The following short financial quiz won’t save you any money, tell you whether you’re sufficiently insured or show you how to reallocate your assets. Just so you know. Simply guess which of the choices costs more, then read on for the analysis.

Buying all of America’s stocks or paying off its government debt?

The U.S. Treasury operates TreasuryDirect.org, a site that allows individual investors to buy U.S. government bills, notes and bonds. On the site is a handy “Debt to the Penny” software application. It says that at the end of August, the government owed $11,812,870,150,873.53. Let’s call it $11.81 trillion.

Tracking the price of every U.S. stock is probably impossible, but Wilshire Associates, based in Santa Monica, Calif., comes close. Its Wilshire 5000 index includes well more than 5,000 companies, encompassing “all U.S. equity securities with readily available price data,” which is pretty much all of them that are worth anything. At the end of August, the index had a total market value of $12.04 trillion.

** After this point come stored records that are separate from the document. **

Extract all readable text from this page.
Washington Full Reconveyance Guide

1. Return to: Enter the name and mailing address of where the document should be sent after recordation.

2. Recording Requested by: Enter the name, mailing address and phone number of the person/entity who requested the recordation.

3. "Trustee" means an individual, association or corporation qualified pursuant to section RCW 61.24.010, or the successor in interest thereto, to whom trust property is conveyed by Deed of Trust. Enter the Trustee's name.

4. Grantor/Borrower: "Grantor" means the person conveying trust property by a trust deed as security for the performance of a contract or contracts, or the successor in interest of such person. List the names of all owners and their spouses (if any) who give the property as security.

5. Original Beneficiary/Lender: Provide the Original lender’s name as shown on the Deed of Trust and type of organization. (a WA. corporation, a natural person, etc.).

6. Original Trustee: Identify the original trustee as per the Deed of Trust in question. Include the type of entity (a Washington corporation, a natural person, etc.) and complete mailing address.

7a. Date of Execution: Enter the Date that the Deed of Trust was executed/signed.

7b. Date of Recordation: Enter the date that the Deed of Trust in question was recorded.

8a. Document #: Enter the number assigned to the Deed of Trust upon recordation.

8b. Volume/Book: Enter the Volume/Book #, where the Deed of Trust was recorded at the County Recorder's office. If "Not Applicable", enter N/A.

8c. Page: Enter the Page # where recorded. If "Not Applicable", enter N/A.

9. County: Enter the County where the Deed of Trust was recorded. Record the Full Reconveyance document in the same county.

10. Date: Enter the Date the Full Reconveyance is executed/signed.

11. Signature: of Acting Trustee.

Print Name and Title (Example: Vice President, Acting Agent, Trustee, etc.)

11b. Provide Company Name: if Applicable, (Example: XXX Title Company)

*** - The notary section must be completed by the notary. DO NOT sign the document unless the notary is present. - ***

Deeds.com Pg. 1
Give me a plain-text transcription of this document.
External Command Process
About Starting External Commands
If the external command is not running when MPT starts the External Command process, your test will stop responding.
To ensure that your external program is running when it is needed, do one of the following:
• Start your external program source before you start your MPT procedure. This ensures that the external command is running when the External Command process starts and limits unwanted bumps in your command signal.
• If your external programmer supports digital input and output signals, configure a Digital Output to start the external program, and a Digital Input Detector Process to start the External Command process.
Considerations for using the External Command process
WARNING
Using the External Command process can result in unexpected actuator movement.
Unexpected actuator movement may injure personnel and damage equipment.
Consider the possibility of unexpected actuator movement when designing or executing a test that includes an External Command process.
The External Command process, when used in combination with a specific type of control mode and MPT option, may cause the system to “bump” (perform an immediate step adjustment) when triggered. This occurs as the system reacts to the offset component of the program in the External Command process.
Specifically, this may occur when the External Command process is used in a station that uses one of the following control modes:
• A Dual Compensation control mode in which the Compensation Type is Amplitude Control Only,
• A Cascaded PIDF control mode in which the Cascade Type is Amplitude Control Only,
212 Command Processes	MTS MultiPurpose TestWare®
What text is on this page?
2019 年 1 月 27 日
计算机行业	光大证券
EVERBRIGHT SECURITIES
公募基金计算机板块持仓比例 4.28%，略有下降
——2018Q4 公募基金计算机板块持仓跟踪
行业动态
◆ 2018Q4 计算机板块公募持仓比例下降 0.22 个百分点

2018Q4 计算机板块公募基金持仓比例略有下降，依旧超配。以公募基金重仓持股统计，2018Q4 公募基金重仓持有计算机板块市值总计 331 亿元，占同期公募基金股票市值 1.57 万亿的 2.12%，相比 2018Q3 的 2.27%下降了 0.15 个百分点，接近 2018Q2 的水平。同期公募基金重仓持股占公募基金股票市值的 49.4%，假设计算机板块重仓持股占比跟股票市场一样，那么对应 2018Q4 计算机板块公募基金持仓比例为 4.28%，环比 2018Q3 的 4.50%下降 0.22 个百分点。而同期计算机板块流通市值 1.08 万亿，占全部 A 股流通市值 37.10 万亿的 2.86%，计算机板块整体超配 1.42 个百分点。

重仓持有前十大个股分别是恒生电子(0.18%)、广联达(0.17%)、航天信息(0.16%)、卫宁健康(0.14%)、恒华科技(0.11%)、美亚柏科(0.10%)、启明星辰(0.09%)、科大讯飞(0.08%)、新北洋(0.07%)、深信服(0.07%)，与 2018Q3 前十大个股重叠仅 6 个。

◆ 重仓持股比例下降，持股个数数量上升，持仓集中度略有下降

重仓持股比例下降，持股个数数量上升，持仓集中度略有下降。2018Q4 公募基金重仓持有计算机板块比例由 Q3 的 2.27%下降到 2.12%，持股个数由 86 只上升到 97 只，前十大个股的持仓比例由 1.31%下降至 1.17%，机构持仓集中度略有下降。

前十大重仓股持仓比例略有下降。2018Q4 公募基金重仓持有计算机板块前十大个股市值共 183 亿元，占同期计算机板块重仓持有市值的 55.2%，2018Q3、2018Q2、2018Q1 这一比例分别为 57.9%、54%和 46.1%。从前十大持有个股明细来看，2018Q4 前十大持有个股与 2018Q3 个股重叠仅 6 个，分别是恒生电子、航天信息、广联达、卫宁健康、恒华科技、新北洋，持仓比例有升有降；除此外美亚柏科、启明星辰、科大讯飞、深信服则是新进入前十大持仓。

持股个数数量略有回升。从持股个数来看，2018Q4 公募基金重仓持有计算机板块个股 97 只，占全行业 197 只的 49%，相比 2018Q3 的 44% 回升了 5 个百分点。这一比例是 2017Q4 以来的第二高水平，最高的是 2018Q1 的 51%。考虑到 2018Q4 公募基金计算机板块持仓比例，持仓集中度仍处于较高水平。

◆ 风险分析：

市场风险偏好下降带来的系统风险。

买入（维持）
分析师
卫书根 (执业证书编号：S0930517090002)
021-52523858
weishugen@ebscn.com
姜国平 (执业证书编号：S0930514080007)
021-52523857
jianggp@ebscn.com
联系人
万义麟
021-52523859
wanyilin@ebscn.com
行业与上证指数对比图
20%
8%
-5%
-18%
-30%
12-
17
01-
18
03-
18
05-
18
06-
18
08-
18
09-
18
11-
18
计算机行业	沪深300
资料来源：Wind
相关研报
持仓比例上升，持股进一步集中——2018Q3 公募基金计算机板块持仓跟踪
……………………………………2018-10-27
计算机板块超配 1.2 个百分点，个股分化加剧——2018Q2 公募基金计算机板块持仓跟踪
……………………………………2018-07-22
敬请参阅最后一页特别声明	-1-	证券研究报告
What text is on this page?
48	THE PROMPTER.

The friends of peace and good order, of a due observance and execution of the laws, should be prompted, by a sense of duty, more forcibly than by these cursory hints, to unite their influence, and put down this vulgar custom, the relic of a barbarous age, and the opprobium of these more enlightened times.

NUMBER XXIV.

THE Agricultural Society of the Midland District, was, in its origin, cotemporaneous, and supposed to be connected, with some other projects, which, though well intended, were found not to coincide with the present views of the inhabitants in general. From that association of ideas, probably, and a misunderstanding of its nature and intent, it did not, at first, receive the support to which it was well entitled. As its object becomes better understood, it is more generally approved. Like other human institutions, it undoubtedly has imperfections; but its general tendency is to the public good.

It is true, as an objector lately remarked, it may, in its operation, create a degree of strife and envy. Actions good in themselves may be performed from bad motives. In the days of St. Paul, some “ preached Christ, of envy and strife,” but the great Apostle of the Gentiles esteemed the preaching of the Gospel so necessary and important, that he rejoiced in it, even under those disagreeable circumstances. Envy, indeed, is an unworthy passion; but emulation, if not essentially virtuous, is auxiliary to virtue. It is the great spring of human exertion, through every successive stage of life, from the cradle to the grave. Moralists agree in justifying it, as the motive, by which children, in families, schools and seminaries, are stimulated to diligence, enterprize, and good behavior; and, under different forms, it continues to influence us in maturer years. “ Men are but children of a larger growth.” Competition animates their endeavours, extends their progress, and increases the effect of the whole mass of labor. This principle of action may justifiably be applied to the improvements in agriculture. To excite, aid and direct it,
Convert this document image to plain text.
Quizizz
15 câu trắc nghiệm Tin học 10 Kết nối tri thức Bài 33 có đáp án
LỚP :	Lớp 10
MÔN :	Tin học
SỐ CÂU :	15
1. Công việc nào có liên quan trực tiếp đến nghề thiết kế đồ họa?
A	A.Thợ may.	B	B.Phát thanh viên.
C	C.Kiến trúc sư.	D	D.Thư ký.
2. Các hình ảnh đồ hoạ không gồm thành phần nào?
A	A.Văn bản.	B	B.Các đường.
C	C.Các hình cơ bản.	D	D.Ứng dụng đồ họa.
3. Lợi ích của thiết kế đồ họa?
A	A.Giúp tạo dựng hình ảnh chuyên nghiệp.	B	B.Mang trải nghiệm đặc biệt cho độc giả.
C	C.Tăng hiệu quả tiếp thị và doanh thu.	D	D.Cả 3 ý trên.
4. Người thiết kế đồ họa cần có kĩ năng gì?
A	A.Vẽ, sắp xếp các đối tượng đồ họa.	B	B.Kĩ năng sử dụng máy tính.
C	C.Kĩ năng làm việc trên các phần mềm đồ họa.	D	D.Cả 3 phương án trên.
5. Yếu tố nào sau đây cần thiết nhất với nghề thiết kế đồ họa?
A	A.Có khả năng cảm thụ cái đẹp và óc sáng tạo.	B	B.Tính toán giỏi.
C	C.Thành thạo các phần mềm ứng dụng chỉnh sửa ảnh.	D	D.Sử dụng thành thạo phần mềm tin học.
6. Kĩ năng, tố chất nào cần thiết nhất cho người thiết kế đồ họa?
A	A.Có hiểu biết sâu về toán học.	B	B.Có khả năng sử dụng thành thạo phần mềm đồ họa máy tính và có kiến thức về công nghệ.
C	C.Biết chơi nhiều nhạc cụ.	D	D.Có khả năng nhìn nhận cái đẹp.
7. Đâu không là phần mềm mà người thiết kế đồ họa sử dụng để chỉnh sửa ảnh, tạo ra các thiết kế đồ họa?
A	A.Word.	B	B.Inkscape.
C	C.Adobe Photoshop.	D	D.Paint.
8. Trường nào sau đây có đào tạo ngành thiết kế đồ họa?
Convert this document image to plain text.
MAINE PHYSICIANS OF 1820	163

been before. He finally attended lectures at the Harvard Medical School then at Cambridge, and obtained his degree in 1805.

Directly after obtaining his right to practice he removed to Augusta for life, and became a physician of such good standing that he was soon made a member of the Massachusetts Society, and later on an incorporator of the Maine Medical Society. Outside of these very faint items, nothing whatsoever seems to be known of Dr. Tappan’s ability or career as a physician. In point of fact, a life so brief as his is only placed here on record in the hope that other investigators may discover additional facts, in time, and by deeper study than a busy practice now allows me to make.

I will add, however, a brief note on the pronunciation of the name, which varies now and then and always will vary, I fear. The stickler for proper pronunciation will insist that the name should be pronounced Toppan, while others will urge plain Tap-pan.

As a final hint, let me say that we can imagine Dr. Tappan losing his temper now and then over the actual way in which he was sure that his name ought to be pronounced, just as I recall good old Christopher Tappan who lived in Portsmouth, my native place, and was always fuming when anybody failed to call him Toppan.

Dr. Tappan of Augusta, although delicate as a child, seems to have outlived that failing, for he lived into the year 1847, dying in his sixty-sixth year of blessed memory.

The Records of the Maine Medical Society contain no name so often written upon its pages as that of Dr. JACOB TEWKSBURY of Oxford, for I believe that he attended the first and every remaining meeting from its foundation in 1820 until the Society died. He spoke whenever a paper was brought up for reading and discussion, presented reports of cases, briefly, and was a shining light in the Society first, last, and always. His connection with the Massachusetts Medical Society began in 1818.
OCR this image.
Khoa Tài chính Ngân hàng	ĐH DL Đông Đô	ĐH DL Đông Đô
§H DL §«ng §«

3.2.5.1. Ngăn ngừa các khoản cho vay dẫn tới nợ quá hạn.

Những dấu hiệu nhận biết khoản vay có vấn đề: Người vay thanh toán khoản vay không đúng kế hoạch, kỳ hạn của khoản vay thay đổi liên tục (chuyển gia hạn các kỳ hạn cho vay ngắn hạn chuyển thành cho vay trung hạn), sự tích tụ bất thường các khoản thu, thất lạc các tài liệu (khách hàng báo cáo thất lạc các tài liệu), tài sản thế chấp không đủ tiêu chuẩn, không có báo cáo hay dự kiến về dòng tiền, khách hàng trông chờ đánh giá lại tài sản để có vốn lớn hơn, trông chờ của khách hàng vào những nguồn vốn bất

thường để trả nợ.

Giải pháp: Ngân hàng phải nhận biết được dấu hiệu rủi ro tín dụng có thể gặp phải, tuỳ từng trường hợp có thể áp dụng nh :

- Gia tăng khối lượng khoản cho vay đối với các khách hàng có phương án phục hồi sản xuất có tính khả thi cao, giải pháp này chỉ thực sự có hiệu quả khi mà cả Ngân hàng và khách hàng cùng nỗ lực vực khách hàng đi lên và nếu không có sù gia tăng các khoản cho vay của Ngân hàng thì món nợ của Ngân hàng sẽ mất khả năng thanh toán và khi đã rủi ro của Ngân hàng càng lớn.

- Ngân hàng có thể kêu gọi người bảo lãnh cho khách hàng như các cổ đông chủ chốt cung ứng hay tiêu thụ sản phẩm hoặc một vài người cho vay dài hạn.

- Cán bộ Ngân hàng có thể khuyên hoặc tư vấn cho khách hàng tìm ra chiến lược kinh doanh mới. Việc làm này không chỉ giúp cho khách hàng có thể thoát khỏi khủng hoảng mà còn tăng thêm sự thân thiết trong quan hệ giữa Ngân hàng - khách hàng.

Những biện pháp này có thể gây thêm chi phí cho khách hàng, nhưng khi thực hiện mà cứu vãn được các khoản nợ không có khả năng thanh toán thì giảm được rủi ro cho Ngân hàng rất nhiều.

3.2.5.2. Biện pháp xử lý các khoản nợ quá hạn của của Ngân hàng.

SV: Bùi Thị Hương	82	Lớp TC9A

Answer: So long as we’re not quibbling over a couple of hundred billion dollars, I’ll call it a tie. Technically, however, the government owes $4.33 trillion of its debt to itself. This part represents “intergovernmental holdings,” such as Treasury bonds held by the Social Security Trust Fund. If we choose to exclude this and count only debt held by the public, the stock market is easily more expensive. Then again, the market is up sharply since spring. Things looked far different on March 9, when the nation’s stock value of $7.87 trillion was closer to the government’s debt owed the public of $6.66 trillion, and far below its total debt of $10.95 trillion.

Saffron or marijuana?

Any Valencian will tell you that paella, the rice dish that originated near the Spanish city, isn’t authentic unless its yellow color comes from saffron, not food dye. And any restaurateur will tell you that saffron is the world’s costliest spice, which is why even Spain abounds with dyed paella. The Wall Street Journal recently profiled Iranian-born Behroush Sharifi, Manhattan’s “Saffron King.” The former Grateful Dead follower deals saffron and other spices by bicycle to top restaurants, and says his premium Persian saffron sells for $200 an ounce.

High Times, a magazine for cannabis enthusiasts, each month compiles and reports what it calls Trans-High Market Quotations. Its Current U.S. Price Index stands at $345 an ounce, down from $373 at the beginning of the year. Prices vary wildly by strain and city, though. An ounce of “Granddaddy Purps” reportedly fetches $500 in Massachusetts. Kansas “schwag” — a generic term for low-grade marijuana — sells for just $70.

Answer: Premium saffron costs as much as mid-grade marijuana. In an equal-quality comparison, marijuana costs more.

Crude oil today, in July 2008 or 149 years ago?

On Thursday, crude oil traded in New York at $72 a barrel after three days of gains. That’s far below the $145 it peaked at in July 2008, but well above the roughly $25 a barrel it cost in the U.S., adjusted for inflation, over 60 years ended 2007. Most newspapers reported the July 2008 price as a record. It is, if we’re looking at prices during the age of the automobile, or of modern oil production. But 150 years ago, when Edward Drake’s discovery of plentiful “rock oil” some 69 feet below Titusville, Pa., sparked a drilling rush, the stuff sold for far more than today’s traders can recall. According to the Oil Region Alliance of Business, Industry and Tourism, based near Titusville in Oil City, Pa., early production numbers are not well documented. Some drillers found far more oil than they could store or transport, and simply let it run off into nearby creeks. The few documented trades that exist — buyers mostly distilled crude to kerosene and used it to replace whale oil in lamps — put crude’s price at $9.60 a barrel in 1860. Adjusted for inflation, that’s about $227 a barrel today. A year later, by the way, overproduction caused the price to crash to 50 cents a barrel — close to $12 today.